Rough Crossing

Tom Stoppard
Bill Kenwright presents
The Lyric, Theatre Royal Plymouth

Rob Ostlere (Adam), John Partridge (Turai), Charlie Stemp (Dvornichek) Credit: Pamela Raith Photography

Disappointing, dull and derivative.

Tom Stoppard, he of the sublime Rosencrantz and Guildenstern are Dead, Travesties, Arcadia and the fabulous like, seems to have drifted into the doldrums with his reworking of Ferenc Molnár's The Play at the Castle. It’s all very Noël Coward without the wit, farce without the frisson and frivolity without any real laughs.

Attempting to resuscitate the revival of Stoppard’s 1984 offering is an illustrious line-up with the lovely John Partridge (EastEnders, MasterChef and seemingly regular visitor to Plymouth), desperately attempting to breathe life into the turgid script, hamming it up and beautifully camp as Turai, exhaustingly putting his cast through its paces in his convoluted soon-to-be-opening-in-New-York play.

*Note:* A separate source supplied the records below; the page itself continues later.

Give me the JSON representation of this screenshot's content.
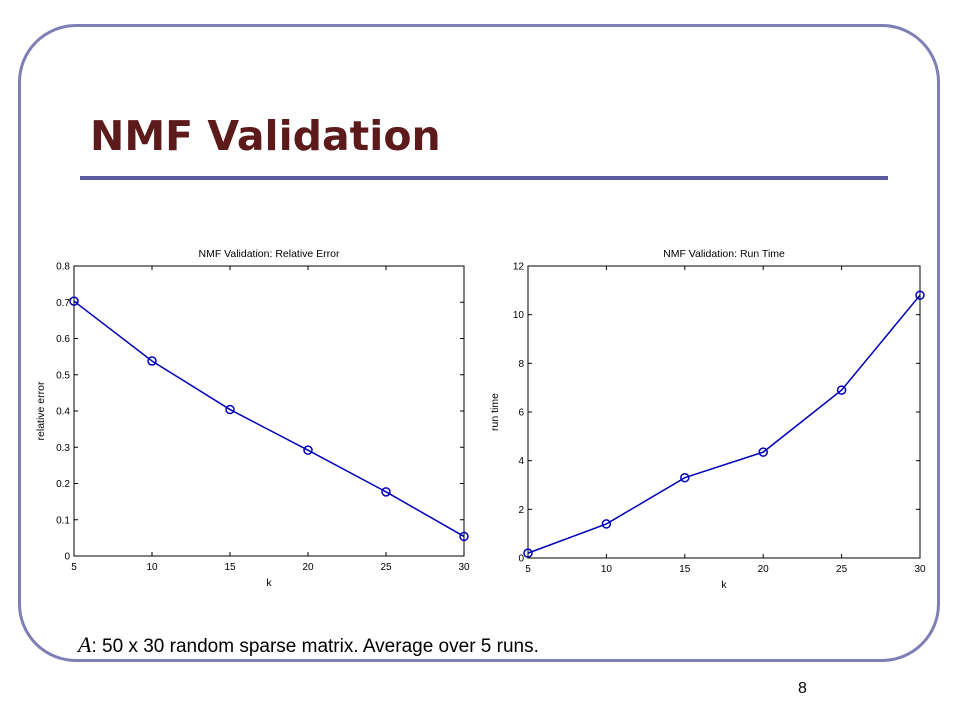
{
  "slide": {
    "title": "NMF Validation",
    "caption_var": "A",
    "caption_text": ": 50 x 30 random sparse matrix.  Average over 5 runs.",
    "page_number": "8",
    "colors": {
      "title": "#5c1a1a",
      "rule": "#5a5aa0",
      "frame": "#7f7fb5",
      "series": "#0000b8"
    }
  },
  "chart_data": [
    {
      "type": "line",
      "title": "NMF Validation: Relative Error",
      "xlabel": "k",
      "ylabel": "relative error",
      "x": [
        5,
        10,
        15,
        20,
        25,
        30
      ],
      "y": [
        0.703,
        0.538,
        0.404,
        0.292,
        0.177,
        0.054
      ],
      "xlim": [
        5,
        30
      ],
      "ylim": [
        0,
        0.8
      ],
      "xticks": [
        5,
        10,
        15,
        20,
        25,
        30
      ],
      "yticks": [
        0,
        0.1,
        0.2,
        0.3,
        0.4,
        0.5,
        0.6,
        0.7,
        0.8
      ],
      "marker": "circle",
      "grid": false
    },
    {
      "type": "line",
      "title": "NMF Validation: Run Time",
      "xlabel": "k",
      "ylabel": "run time",
      "x": [
        5,
        10,
        15,
        20,
        25,
        30
      ],
      "y": [
        0.2,
        1.4,
        3.3,
        4.35,
        6.9,
        10.8
      ],
      "xlim": [
        5,
        30
      ],
      "ylim": [
        0,
        12
      ],
      "xticks": [
        5,
        10,
        15,
        20,
        25,
        30
      ],
      "yticks": [
        0,
        2,
        4,
        6,
        8,
        10,
        12
      ],
      "marker": "circle",
      "grid": false
    }
  ]
}
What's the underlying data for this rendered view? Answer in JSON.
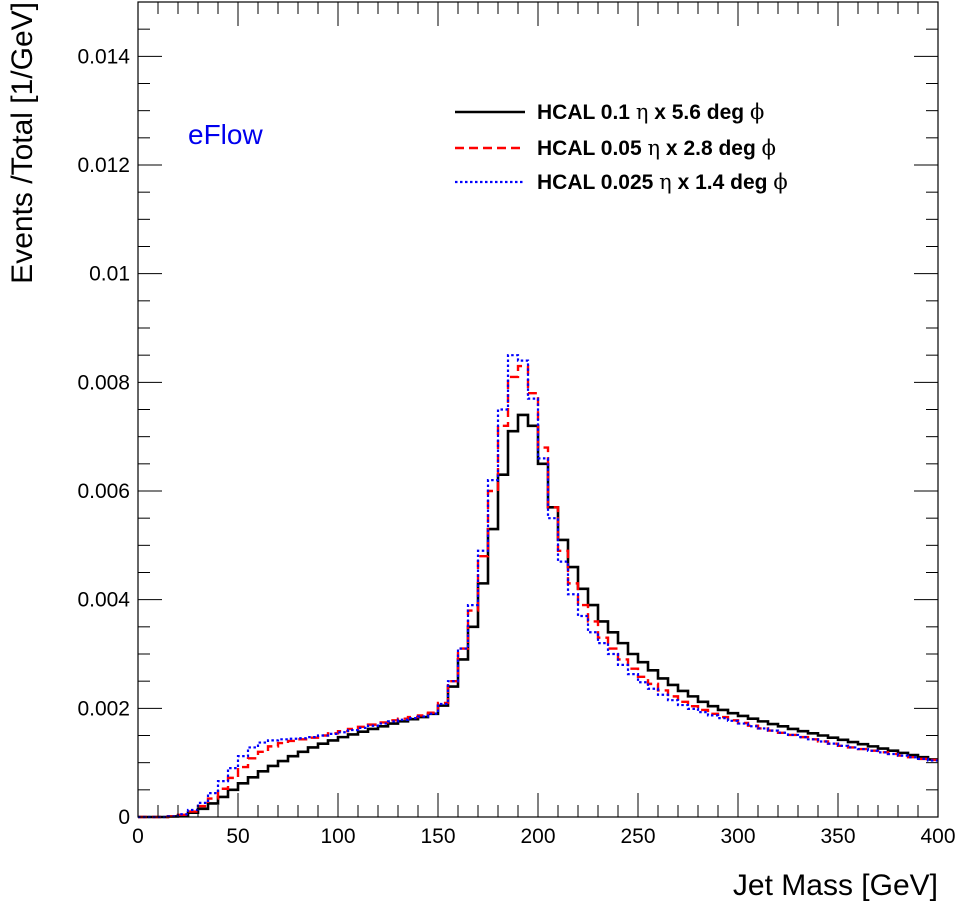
{
  "chart_data": {
    "type": "line",
    "xlabel": "Jet Mass [GeV]",
    "ylabel": "Events /Total [1/GeV]",
    "xlim": [
      0,
      400
    ],
    "ylim": [
      0,
      0.015
    ],
    "x_ticks": [
      0,
      50,
      100,
      150,
      200,
      250,
      300,
      350,
      400
    ],
    "x_tick_labels": [
      "0",
      "50",
      "100",
      "150",
      "200",
      "250",
      "300",
      "350",
      "400"
    ],
    "y_ticks": [
      0,
      0.002,
      0.004,
      0.006,
      0.008,
      0.01,
      0.012,
      0.014
    ],
    "y_tick_labels": [
      "0",
      "0.002",
      "0.004",
      "0.006",
      "0.008",
      "0.01",
      "0.012",
      "0.014"
    ],
    "grid": false,
    "legend_position": "top-right",
    "annotation": {
      "text": "eFlow",
      "color": "#0000ee"
    },
    "x": [
      2.5,
      7.5,
      12.5,
      17.5,
      22.5,
      27.5,
      32.5,
      37.5,
      42.5,
      47.5,
      52.5,
      57.5,
      62.5,
      67.5,
      72.5,
      77.5,
      82.5,
      87.5,
      92.5,
      97.5,
      102.5,
      107.5,
      112.5,
      117.5,
      122.5,
      127.5,
      132.5,
      137.5,
      142.5,
      147.5,
      152.5,
      157.5,
      162.5,
      167.5,
      172.5,
      177.5,
      182.5,
      187.5,
      192.5,
      197.5,
      202.5,
      207.5,
      212.5,
      217.5,
      222.5,
      227.5,
      232.5,
      237.5,
      242.5,
      247.5,
      252.5,
      257.5,
      262.5,
      267.5,
      272.5,
      277.5,
      282.5,
      287.5,
      292.5,
      297.5,
      302.5,
      307.5,
      312.5,
      317.5,
      322.5,
      327.5,
      332.5,
      337.5,
      342.5,
      347.5,
      352.5,
      357.5,
      362.5,
      367.5,
      372.5,
      377.5,
      382.5,
      387.5,
      392.5,
      397.5
    ],
    "series": [
      {
        "name": "HCAL 0.1 η x 5.6 deg ϕ",
        "color": "#000000",
        "style": "solid",
        "values": [
          0.0,
          0.0,
          0.0,
          1e-05,
          3e-05,
          8e-05,
          0.00015,
          0.00025,
          0.00037,
          0.0005,
          0.00062,
          0.00073,
          0.00084,
          0.00094,
          0.00103,
          0.00112,
          0.0012,
          0.00128,
          0.00135,
          0.00141,
          0.00147,
          0.00152,
          0.00157,
          0.00162,
          0.00167,
          0.00172,
          0.00176,
          0.0018,
          0.00184,
          0.0019,
          0.00205,
          0.0024,
          0.0029,
          0.0035,
          0.0043,
          0.0053,
          0.0063,
          0.0071,
          0.0074,
          0.0072,
          0.0065,
          0.0057,
          0.0051,
          0.0046,
          0.0042,
          0.0039,
          0.0036,
          0.0034,
          0.0032,
          0.003,
          0.00285,
          0.0027,
          0.00255,
          0.00243,
          0.00232,
          0.00222,
          0.00212,
          0.00204,
          0.00197,
          0.00191,
          0.00186,
          0.00181,
          0.00176,
          0.00171,
          0.00167,
          0.00162,
          0.00158,
          0.00154,
          0.0015,
          0.00146,
          0.00142,
          0.00138,
          0.00134,
          0.0013,
          0.00126,
          0.00122,
          0.00118,
          0.00114,
          0.0011,
          0.00106
        ]
      },
      {
        "name": "HCAL 0.05 η x 2.8 deg ϕ",
        "color": "#ff0000",
        "style": "dashed",
        "values": [
          0.0,
          0.0,
          0.0,
          1e-05,
          4e-05,
          0.0001,
          0.0002,
          0.00034,
          0.00052,
          0.00072,
          0.00092,
          0.00108,
          0.0012,
          0.0013,
          0.00136,
          0.0014,
          0.00143,
          0.00146,
          0.0015,
          0.00154,
          0.00158,
          0.00162,
          0.00166,
          0.0017,
          0.00174,
          0.00178,
          0.00181,
          0.00184,
          0.00187,
          0.00192,
          0.0021,
          0.0025,
          0.0031,
          0.0038,
          0.0048,
          0.006,
          0.0072,
          0.0081,
          0.0083,
          0.0078,
          0.0068,
          0.0057,
          0.0049,
          0.0043,
          0.0039,
          0.0036,
          0.0033,
          0.0031,
          0.0029,
          0.00273,
          0.00258,
          0.00245,
          0.00233,
          0.00222,
          0.00212,
          0.00204,
          0.00197,
          0.0019,
          0.00184,
          0.00178,
          0.00173,
          0.00168,
          0.00163,
          0.00159,
          0.00155,
          0.00151,
          0.00147,
          0.00143,
          0.00139,
          0.00135,
          0.00131,
          0.00128,
          0.00125,
          0.00122,
          0.00119,
          0.00116,
          0.00113,
          0.0011,
          0.00107,
          0.00105
        ]
      },
      {
        "name": "HCAL 0.025 η x 1.4 deg ϕ",
        "color": "#0000ff",
        "style": "dotted",
        "values": [
          0.0,
          0.0,
          0.0,
          1e-05,
          5e-05,
          0.00013,
          0.00026,
          0.00044,
          0.00066,
          0.0009,
          0.00112,
          0.00128,
          0.00137,
          0.00141,
          0.00143,
          0.00144,
          0.00145,
          0.00147,
          0.0015,
          0.00153,
          0.00156,
          0.0016,
          0.00164,
          0.00168,
          0.00172,
          0.00176,
          0.00179,
          0.00182,
          0.00185,
          0.0019,
          0.00208,
          0.0025,
          0.0031,
          0.0039,
          0.0049,
          0.0062,
          0.0075,
          0.0085,
          0.0084,
          0.0077,
          0.0066,
          0.0055,
          0.0047,
          0.0041,
          0.0037,
          0.0034,
          0.0032,
          0.003,
          0.0028,
          0.00263,
          0.00248,
          0.00236,
          0.00225,
          0.00215,
          0.00206,
          0.00199,
          0.00193,
          0.00187,
          0.00182,
          0.00177,
          0.00172,
          0.00167,
          0.00163,
          0.00159,
          0.00155,
          0.00151,
          0.00147,
          0.00143,
          0.00139,
          0.00135,
          0.00131,
          0.00128,
          0.00125,
          0.00122,
          0.00119,
          0.00116,
          0.00113,
          0.0011,
          0.00107,
          0.00104
        ]
      }
    ],
    "legend": {
      "entries": [
        {
          "prefix": "HCAL 0.1 ",
          "eta": "η",
          "mid": " x 5.6 deg ",
          "phi": "ϕ"
        },
        {
          "prefix": "HCAL 0.05 ",
          "eta": "η",
          "mid": " x 2.8 deg  ",
          "phi": "ϕ"
        },
        {
          "prefix": "HCAL 0.025 ",
          "eta": "η",
          "mid": " x 1.4 deg  ",
          "phi": "ϕ"
        }
      ]
    }
  }
}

For a moment, expectations are high: is Stoppard going to give us something clever and amusing, profound and absurd with a play-within-a-play? But that notion is quickly sunk without trace.

Turai’s attempt to be ready for opening night is beset by a dire script, bonkers steward (the delightful Charlie Stemp, worthy winner of the 2018 Theatre World Award for Outstanding Broadway debut and soon to play Bert in Mary Poppins), lovelorn composer and pianist Adam (Rob Ostlere), his fiancée and leading lady luvvie (Issy Van Randwyck) who is seemingly rekindling passion in her leading man Ivor Fish (Simon Dutton). Meanwhile co-author Gal (Game On’s Matthew Cottle) taciturnly eats his way through the rough crossing as chaos prevails.

Running gags—cognac, Dvornichek’s struggle against the flat calm sea and Two Ronnie-esque delayed answers—fail to buoy up a wasted, but mercifully short, evening although Colin Richmond’s two-storey, art deco cruise liner set is a triumph.

Stoppard's close friend André Previn's commissioned songs are all very music hall and pedestrian but, in reality, it is the final few moments of a propos nothing jazz hands, high kicks and varying vocals (in a very small space) which is the most fun of the evening.

Such a shame. Best let it sink without trace.